The notice did not appear in the language of a formal order. It is clear, however, that this alone shouldn’t be the deciding factor. It is the nature of the activity that is significant. The function which the firemen were told to attend was one of training. The obvious purpose was to make the firemen better able to perform their highly important and necessary duties when an emergency occurred. The serving of coffee and donuts wouldn’t change the primary purpose of the evening’s program.

Those who are responsible for furnishing a public service must have the necessary power and authority *440to assure it. ■ An efficient public service requires competently trained personnel as much as it needs adequate equipment. Improvement, review, examination and revision of personnel are as important as refitting of equipment because methods and means are constantly changing. So, those in authority must have the power to insist upon an adequate training program for their personnel, just as they have the duty to have adequate equipment at the ready. Thus, the head of a city police or fire department must have such discretion to carry out programs of training and retraining as are necessary to maintain a high quality of public service. Though this is not an unlimited discretion, we are disinclined to disturb this type of order unless it clearly appears to have been arbitrarily exercised. The record here fails to convince us that the Chief acted arbitrarily when he requested the firemen to attend this training course. Consequently, their refusal to obey was insubordination sufficient to justify the suspension ordered.

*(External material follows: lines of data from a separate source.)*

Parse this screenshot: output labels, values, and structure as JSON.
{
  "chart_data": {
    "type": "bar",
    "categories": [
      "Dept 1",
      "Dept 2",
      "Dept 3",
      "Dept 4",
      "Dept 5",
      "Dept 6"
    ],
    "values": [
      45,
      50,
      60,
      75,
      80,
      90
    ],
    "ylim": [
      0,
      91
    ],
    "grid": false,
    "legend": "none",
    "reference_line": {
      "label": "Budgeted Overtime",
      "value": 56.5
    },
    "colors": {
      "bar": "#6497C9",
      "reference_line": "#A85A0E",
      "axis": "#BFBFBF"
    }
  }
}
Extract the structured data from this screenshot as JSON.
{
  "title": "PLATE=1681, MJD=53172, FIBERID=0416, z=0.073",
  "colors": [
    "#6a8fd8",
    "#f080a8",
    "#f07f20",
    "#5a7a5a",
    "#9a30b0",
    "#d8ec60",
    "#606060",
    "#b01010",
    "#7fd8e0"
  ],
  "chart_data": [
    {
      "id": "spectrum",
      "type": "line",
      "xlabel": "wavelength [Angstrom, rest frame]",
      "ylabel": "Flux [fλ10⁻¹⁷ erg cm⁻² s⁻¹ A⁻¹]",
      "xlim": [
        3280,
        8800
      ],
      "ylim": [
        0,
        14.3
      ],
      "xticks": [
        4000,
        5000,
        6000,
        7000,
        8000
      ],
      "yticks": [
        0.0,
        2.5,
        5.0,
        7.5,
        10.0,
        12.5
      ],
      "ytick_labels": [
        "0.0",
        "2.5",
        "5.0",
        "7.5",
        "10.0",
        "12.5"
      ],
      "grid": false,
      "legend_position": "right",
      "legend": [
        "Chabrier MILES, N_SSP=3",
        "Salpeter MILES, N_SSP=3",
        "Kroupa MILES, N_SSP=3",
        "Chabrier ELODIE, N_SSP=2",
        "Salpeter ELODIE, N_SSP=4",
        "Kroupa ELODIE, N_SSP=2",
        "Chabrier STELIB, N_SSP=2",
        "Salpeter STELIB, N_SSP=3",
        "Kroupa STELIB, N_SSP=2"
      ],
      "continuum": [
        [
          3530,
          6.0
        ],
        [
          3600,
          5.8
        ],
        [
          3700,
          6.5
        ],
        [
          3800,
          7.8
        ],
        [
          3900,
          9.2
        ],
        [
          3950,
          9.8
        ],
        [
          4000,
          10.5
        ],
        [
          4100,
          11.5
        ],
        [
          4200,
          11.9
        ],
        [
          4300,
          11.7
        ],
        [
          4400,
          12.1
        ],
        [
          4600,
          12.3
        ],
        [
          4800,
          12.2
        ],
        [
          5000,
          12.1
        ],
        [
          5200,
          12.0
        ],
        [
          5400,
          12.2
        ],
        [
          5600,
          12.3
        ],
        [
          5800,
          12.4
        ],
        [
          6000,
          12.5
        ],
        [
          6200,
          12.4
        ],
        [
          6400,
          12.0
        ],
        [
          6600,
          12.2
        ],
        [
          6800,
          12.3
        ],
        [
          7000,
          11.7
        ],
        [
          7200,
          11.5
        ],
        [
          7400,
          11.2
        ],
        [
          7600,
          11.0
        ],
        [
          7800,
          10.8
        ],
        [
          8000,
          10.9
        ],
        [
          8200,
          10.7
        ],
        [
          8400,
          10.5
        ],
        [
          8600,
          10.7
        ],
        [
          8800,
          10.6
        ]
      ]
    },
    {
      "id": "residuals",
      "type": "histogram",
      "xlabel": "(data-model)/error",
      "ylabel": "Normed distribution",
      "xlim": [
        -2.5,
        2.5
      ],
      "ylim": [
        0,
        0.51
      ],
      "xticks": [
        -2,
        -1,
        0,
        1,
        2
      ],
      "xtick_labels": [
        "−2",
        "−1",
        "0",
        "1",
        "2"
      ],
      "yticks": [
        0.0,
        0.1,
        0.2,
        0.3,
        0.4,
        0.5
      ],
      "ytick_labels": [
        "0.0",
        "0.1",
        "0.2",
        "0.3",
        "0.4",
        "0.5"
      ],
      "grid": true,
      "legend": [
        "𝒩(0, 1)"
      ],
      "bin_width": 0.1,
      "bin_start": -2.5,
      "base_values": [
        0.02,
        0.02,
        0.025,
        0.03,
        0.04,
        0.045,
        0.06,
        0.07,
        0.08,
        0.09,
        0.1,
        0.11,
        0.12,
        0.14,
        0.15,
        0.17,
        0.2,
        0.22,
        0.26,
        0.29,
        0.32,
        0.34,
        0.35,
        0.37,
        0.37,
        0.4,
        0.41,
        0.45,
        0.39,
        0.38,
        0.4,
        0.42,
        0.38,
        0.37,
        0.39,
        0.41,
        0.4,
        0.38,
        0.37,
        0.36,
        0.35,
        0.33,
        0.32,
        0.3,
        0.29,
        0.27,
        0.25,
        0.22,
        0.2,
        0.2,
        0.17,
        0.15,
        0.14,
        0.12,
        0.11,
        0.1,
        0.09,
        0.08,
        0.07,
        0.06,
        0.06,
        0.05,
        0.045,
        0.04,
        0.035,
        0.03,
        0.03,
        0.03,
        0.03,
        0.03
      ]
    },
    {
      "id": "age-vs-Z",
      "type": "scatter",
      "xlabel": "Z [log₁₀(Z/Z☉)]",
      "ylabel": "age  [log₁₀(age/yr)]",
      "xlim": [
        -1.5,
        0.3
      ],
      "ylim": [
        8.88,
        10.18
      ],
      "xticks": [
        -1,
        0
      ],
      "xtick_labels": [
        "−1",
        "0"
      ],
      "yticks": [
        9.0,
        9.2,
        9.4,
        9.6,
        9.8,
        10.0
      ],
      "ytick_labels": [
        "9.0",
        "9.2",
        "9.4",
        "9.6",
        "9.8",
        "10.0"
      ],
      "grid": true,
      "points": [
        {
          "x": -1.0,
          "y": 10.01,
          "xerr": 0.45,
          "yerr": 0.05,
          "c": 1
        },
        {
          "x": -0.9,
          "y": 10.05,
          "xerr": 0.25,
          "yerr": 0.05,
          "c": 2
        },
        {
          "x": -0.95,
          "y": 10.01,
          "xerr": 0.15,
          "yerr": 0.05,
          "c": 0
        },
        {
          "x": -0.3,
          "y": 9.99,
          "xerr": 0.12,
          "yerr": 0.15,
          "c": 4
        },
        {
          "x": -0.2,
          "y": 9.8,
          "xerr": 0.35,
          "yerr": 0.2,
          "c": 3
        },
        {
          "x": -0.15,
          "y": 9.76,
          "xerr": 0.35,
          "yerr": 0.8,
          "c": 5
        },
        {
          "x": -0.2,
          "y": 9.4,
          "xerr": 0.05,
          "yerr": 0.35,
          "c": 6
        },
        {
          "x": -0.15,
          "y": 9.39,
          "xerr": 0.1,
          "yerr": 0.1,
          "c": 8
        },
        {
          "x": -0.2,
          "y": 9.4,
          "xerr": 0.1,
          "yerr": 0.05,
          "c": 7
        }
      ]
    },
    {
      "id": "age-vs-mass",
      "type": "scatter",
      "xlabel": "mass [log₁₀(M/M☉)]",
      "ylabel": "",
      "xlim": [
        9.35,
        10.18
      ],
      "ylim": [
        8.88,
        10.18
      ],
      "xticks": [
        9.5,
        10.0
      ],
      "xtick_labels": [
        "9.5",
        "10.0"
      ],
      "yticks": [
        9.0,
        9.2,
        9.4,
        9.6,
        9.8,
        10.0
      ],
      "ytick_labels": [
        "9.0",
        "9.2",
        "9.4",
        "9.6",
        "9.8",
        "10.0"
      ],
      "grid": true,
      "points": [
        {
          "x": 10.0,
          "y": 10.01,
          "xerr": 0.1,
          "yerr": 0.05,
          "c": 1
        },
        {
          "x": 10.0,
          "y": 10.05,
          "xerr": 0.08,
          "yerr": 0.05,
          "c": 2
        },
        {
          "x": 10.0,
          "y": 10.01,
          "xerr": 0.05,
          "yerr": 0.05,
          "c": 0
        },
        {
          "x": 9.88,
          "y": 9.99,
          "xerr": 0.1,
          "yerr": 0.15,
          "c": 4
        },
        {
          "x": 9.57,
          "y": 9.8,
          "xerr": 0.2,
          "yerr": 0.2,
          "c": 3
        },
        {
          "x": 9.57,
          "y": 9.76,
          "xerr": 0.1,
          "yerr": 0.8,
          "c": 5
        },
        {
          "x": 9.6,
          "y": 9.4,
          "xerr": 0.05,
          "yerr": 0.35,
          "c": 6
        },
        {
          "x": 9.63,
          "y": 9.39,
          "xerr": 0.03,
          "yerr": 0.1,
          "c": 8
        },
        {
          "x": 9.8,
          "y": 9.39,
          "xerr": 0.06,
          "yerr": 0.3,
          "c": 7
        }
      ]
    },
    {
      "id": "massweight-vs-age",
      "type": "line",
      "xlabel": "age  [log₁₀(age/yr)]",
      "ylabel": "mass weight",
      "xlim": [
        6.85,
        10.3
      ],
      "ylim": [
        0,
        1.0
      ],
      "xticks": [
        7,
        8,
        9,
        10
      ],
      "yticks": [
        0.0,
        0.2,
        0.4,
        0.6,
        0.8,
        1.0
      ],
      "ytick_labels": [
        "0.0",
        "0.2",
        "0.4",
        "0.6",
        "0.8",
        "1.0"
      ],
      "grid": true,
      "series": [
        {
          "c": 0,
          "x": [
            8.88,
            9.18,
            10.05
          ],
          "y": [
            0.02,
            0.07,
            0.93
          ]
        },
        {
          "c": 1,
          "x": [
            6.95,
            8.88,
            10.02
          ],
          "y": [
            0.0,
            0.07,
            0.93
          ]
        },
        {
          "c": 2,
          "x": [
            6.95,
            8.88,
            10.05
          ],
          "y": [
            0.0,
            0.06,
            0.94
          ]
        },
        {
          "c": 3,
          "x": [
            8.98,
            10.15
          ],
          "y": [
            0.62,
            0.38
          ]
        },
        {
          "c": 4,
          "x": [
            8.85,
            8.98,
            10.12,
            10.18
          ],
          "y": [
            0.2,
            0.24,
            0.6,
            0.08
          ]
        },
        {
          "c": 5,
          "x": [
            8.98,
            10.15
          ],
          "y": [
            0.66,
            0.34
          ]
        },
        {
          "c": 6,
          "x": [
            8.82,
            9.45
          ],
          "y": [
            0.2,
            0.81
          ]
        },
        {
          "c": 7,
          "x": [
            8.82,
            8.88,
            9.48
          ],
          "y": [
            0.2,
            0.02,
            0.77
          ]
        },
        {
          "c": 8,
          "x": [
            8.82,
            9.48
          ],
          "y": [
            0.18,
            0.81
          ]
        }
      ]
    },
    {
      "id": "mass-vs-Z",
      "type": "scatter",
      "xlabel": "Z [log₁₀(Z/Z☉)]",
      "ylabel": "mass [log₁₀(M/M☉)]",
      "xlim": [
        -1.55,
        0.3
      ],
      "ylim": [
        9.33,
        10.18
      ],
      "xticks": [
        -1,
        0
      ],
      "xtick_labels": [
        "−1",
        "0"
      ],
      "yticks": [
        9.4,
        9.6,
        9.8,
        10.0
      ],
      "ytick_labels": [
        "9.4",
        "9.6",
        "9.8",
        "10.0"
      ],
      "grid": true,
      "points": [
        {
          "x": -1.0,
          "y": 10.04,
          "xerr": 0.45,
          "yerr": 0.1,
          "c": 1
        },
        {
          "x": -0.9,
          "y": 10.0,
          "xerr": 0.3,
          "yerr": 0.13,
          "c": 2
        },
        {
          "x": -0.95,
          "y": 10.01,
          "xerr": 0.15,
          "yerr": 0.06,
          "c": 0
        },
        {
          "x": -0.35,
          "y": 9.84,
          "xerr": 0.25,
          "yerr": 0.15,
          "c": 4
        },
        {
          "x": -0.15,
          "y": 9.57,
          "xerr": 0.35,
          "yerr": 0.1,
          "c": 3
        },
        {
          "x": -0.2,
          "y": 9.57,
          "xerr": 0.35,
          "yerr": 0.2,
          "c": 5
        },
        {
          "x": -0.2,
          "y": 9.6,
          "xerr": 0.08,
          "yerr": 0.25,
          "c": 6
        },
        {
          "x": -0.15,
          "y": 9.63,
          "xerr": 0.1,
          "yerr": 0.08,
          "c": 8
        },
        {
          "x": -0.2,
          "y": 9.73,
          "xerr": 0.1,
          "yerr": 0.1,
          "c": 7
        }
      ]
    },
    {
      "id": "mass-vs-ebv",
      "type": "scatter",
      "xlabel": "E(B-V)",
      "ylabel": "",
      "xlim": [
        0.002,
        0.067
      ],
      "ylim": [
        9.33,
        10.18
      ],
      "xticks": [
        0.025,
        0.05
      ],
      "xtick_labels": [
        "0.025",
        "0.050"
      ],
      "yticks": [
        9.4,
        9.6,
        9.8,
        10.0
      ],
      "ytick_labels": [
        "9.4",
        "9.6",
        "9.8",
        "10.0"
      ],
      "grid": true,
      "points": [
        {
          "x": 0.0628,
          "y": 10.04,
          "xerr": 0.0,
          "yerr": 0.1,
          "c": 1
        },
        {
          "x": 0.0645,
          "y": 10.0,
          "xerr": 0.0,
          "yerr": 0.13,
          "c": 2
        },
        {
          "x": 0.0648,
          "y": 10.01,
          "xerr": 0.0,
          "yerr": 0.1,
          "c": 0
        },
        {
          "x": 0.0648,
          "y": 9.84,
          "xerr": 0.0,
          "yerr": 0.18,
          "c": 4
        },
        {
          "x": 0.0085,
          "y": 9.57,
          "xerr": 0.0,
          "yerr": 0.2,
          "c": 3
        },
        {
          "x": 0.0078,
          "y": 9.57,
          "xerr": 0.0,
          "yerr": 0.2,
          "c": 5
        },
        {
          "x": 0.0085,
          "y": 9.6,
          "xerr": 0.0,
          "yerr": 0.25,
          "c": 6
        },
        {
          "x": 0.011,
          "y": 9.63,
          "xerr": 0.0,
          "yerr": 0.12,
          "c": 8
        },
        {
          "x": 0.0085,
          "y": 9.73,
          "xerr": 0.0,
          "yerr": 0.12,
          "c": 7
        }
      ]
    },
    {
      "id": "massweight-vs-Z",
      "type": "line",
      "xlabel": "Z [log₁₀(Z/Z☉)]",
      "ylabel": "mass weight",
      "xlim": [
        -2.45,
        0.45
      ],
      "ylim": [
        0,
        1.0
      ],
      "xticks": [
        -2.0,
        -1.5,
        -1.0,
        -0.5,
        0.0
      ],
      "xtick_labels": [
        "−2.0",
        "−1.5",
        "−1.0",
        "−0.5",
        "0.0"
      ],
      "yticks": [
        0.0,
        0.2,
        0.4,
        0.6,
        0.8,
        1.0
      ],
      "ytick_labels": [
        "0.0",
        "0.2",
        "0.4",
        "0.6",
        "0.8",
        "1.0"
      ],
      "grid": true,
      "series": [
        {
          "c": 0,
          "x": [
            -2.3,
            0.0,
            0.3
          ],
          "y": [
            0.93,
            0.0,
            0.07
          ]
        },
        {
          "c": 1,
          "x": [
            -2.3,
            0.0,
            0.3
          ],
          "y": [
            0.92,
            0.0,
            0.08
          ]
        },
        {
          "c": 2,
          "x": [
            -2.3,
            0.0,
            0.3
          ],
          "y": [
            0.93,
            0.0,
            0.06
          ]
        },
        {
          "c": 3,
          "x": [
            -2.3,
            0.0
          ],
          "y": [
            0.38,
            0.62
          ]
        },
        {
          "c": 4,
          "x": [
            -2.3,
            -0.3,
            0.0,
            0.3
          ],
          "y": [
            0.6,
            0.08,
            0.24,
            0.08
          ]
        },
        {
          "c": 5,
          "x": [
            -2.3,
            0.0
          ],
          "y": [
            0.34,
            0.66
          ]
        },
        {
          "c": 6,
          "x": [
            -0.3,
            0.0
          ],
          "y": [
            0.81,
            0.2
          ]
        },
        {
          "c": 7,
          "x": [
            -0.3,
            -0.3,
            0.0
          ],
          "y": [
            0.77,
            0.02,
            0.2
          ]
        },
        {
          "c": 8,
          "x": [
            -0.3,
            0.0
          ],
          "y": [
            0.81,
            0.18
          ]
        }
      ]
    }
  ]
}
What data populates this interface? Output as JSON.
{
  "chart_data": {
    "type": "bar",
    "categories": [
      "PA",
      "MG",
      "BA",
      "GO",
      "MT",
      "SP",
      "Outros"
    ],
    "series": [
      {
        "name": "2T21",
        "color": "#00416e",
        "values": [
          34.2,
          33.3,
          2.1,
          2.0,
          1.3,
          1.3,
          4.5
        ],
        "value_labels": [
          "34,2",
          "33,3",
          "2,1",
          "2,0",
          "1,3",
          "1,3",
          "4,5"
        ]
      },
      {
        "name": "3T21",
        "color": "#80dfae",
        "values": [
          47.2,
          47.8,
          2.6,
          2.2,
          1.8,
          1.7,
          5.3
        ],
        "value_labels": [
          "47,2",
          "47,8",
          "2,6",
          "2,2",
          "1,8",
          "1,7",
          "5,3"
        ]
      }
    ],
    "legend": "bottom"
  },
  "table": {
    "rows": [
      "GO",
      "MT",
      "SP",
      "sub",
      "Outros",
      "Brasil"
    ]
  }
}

It was strongly urged by the plaintiffs that to compel the firemen to attend the refresher course would have violated the provisions of the Illinois statutes pertaining to hours of labor in fire departments. Ill. Rev. Stat., 1959, chap. 24, par. 13-1. This provision of the law prohibits employment of firemen for periods of time which, “in the aggregate in any month,” amount to more than 56 hours for each week. It is clear from the record, however, that up to December 11, 1958, the date at which the refresher course was to be held, not one of the firemen had then put in a sufficient number of hours in the month of December which could possibly make a two or three hour additional period at the refresher course a violation of the statute involved. At that time, not one of the firemen knew for certain how many hours he would work for the balance of the month. Had the refresher course *441been called for a night after a fireman had already put in his maximum number of hours for the month, a different question might be presented.

A review of the entire proceedings fails to convince us that the firemen did not have a fair hearing when the charges were investigated by the Board. Some of the evidence proposed by the plaintiffs and rejected by the Board was clearly incompetent. The firemen had counsel of their choosing. Not one testified in his own defense and it doesn’t appear that he wouldn’t have been given every consideration had he chosen to give his explanation for his failure to attend the course.

In our judgment the order of the Circuit Court, upholding the action of the Board of Fire and Police Commissioners was correct, and it is accordingly affirmed.